Animal welfare matters to leather manufacturers

Most people are quite aware that leather comes from animals, just like the meat they eat and various other food products they consume. Yet, more and more, people ask themselves questions about animal welfare. What about the animal itself, its life and welfare? It’s not just a minor group of consumers, but businesses, organizations and political institutes desire clarity on the topic for a wide range of reasons.

Animals and sentience
People care about animals, and if businesses want people to buy their goods – or if politicians want people to vote for them – they need to care as well. This is not new! Treatment of animals has been subjected to growing scrutiny for most of the last century. Public outcry resulted in legislation concerning humane treatment in slaughterhouses in many countries, culminating in legislation from the European Commission in 1974. In 1999, however, animals were recognized as sentient beings, which lead to the Strategy for the Protection and Welfare of Animals, published in 2006 and frequently subjected to improvements.

The strategy aims to improve the way farm animals in the European Union are housed, fed, transported and slaughtered. Today, the EU is recognized for having some of the most humane farming, transport and slaughtering practices in the world. Legislation and conditions are still being improved further, the more we learn about animals.

A new standard  
The EU rules cover the entire logistical chain. Farms, for example, must have enough staff to look after the animals, they should be inspected at least once a day and records must be maintained meticulously. The animals must also be able to move around, even if confined or tethered, and their accommodation must be clean, with good air circulation and appropriate lighting. Equipment must be checked regularly, with backups available in case of failure, and the animals must be fed a wholesome diet in sufficient quantities.

On transportation, animals should have appropriate space, water, feed and rest, and the journey should be kept as short and swift as possible. This is why, for example, veal crates were banned in the UK as early as 1990. When it comes to slaughter, the animals must be kept comfortable, clean, fed and protected from injury and distress during the process. The goals set for animal welfare and the reality still is often showing a gap, but through cooperative efforts throughout the supply chain, improvement is continuously taking place.
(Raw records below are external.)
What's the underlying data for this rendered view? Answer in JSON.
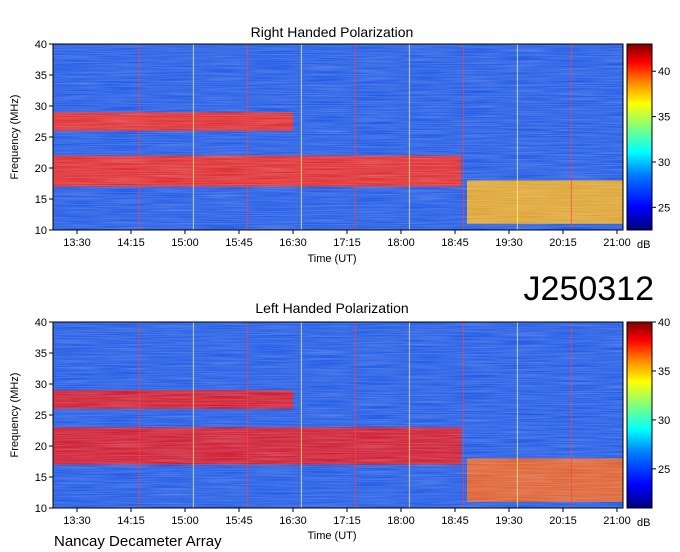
{
  "figure": {
    "date_code": "J250312",
    "instrument": "Nancay Decameter Array"
  },
  "chart_data": [
    {
      "type": "heatmap",
      "title": "Right Handed Polarization",
      "xlabel": "Time (UT)",
      "ylabel": "Frequency (MHz)",
      "x_ticks": [
        "13:30",
        "14:15",
        "15:00",
        "15:45",
        "16:30",
        "17:15",
        "18:00",
        "18:45",
        "19:30",
        "20:15",
        "21:00"
      ],
      "xlim": [
        "13:10",
        "21:05"
      ],
      "y_ticks": [
        10,
        15,
        20,
        25,
        30,
        35,
        40
      ],
      "ylim": [
        10,
        40
      ],
      "colorbar": {
        "label": "dB",
        "ticks": [
          25,
          30,
          35,
          40
        ],
        "range": [
          22.5,
          43
        ]
      },
      "colormap": [
        "#00007f",
        "#0000ff",
        "#007fff",
        "#00ffff",
        "#7fff7f",
        "#ffff00",
        "#ff7f00",
        "#ff0000",
        "#7f0000"
      ],
      "emission_bands": [
        {
          "freq_mhz": [
            17,
            22
          ],
          "time": [
            "13:10",
            "18:50"
          ],
          "db": 40
        },
        {
          "freq_mhz": [
            26,
            29
          ],
          "time": [
            "13:10",
            "16:30"
          ],
          "db": 40
        },
        {
          "freq_mhz": [
            11,
            18
          ],
          "time": [
            "18:55",
            "21:05"
          ],
          "db": 37
        }
      ]
    },
    {
      "type": "heatmap",
      "title": "Left Handed Polarization",
      "xlabel": "Time (UT)",
      "ylabel": "Frequency (MHz)",
      "x_ticks": [
        "13:30",
        "14:15",
        "15:00",
        "15:45",
        "16:30",
        "17:15",
        "18:00",
        "18:45",
        "19:30",
        "20:15",
        "21:00"
      ],
      "xlim": [
        "13:10",
        "21:05"
      ],
      "y_ticks": [
        10,
        15,
        20,
        25,
        30,
        35,
        40
      ],
      "ylim": [
        10,
        40
      ],
      "colorbar": {
        "label": "dB",
        "ticks": [
          25,
          30,
          35,
          40
        ],
        "range": [
          21,
          40
        ]
      },
      "colormap": [
        "#00007f",
        "#0000ff",
        "#007fff",
        "#00ffff",
        "#7fff7f",
        "#ffff00",
        "#ff7f00",
        "#ff0000",
        "#7f0000"
      ],
      "emission_bands": [
        {
          "freq_mhz": [
            17,
            23
          ],
          "time": [
            "13:10",
            "18:50"
          ],
          "db": 38
        },
        {
          "freq_mhz": [
            26,
            29
          ],
          "time": [
            "13:10",
            "16:30"
          ],
          "db": 38
        },
        {
          "freq_mhz": [
            11,
            18
          ],
          "time": [
            "18:55",
            "21:05"
          ],
          "db": 36
        }
      ]
    }
  ]
}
Animal welfare and leather
Legislation, however, is not the only factor improving animal welfare; the leather industry, too, is keen to do so. This is especially the case for automotive leather. These hides need to be thicker and larger than most, to meet the strict quality standards. They also need to be flawless to meet the quality required by car manufacturers. For this reason, automotive leather is usually sourced from some of the happiest and most well cared for cows in Europe.

Typically, this means farms in temperate climates, such as southern Germany, Switzerland and Italy, where there are fewer mosquitoes and bugs (mosquito and bug bites can cause damage to the hides). Animals there can generally range freely (no barbed wire) and benefit from high-quality grass, hydration and nutrition that are needed to achieve a full, thick and luxuriant hide. These animals get the kind of care and attention usually reserved for pedigree pets. Many leather producers also strive for traceability, to tackle one of the most persistent problems in every supply chain of product origin. Transparency is a definite value in the leather industry as it enables each link in the chain to have peace of mind on the animals’ quality of life.
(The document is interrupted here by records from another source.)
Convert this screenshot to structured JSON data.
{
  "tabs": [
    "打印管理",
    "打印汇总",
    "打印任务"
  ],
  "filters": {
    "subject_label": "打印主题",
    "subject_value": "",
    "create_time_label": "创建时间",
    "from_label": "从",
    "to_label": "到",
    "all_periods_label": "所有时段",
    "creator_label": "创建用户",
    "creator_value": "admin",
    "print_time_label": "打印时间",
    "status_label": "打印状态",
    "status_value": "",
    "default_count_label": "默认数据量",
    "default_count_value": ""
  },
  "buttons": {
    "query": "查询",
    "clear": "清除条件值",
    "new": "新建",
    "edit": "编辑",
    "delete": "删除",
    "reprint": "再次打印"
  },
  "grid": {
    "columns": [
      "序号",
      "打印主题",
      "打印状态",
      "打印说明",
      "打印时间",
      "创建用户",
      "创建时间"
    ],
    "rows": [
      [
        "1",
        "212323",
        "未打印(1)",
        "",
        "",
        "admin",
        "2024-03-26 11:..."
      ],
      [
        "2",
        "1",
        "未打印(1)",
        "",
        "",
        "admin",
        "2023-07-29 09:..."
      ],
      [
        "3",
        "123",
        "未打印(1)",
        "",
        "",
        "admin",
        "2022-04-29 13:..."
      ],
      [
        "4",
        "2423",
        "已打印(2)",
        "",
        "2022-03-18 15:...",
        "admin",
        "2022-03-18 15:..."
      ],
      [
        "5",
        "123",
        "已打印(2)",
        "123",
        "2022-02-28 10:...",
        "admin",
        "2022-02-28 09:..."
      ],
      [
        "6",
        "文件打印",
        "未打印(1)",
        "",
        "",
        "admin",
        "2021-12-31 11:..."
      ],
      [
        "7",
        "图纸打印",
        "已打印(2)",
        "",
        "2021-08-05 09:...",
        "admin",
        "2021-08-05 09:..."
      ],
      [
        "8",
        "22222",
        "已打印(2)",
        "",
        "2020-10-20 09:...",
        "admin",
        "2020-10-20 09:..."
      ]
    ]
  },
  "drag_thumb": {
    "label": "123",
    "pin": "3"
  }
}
As One 4 Leather, we believe firmly in abiding by the Five Freedoms for Animals, as described here

A changing supply chain from field to seat
As leather goods are derived from the agricultural industry, knowing that they’re sourced responsibly with the animal’s welfare in mind matters to customers. The combination of EU regulations and manufacturer demands for ethically sourced meat and hides has changed the way farms operate and directly affects the leather industry. Leading the field are big corporations such as McDonald’s, whose Flagship Farmers program is changing the face of best practice when it comes to animal welfare. Another example is the regenerative organics movement, which explores how soil and free-range cattle can help reinvigorate farmlands.
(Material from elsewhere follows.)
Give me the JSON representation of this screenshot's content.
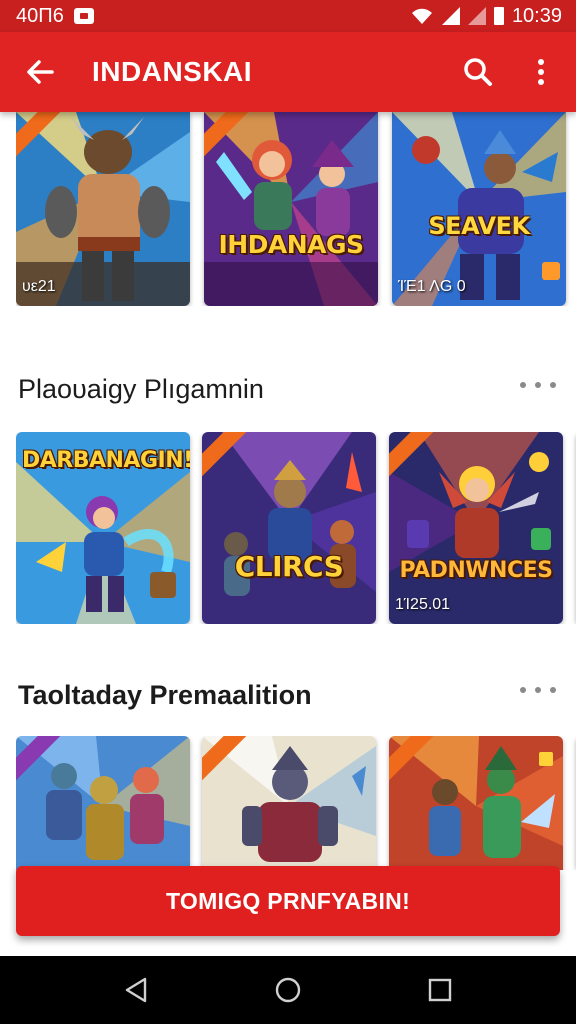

Tanneries and their regulatory bodies are further ensuring that individual hides can be traced from farm to manufacturer, so helping to ensure that legislation is upheld. The Leather Working Group (LWG), a UK-based online resource for stakeholders in the leather industry, has a section in their audit protocol to assess a supplier’s ability to trace their raw material back to the slaughterhouse. This ensures that member leather manufacturers clearly know where their raw material comes from.

And then there are the automotive companies. Here too we see a shift to sourcing humane products they can be proud of. Rolls-Royce sums it up neatly on their website: “The superior finish of Rolls-Royce leather begins with the hides from which it comes. The cows live freely – and their welfare is fundamental to the quality of their hides. Our carefully selected farmers understand this and genuinely care about the leather that comes from the cows they raise for food.”

As the supply chain unites behind this shared goal, we can be certain that animal welfare remains a top priority.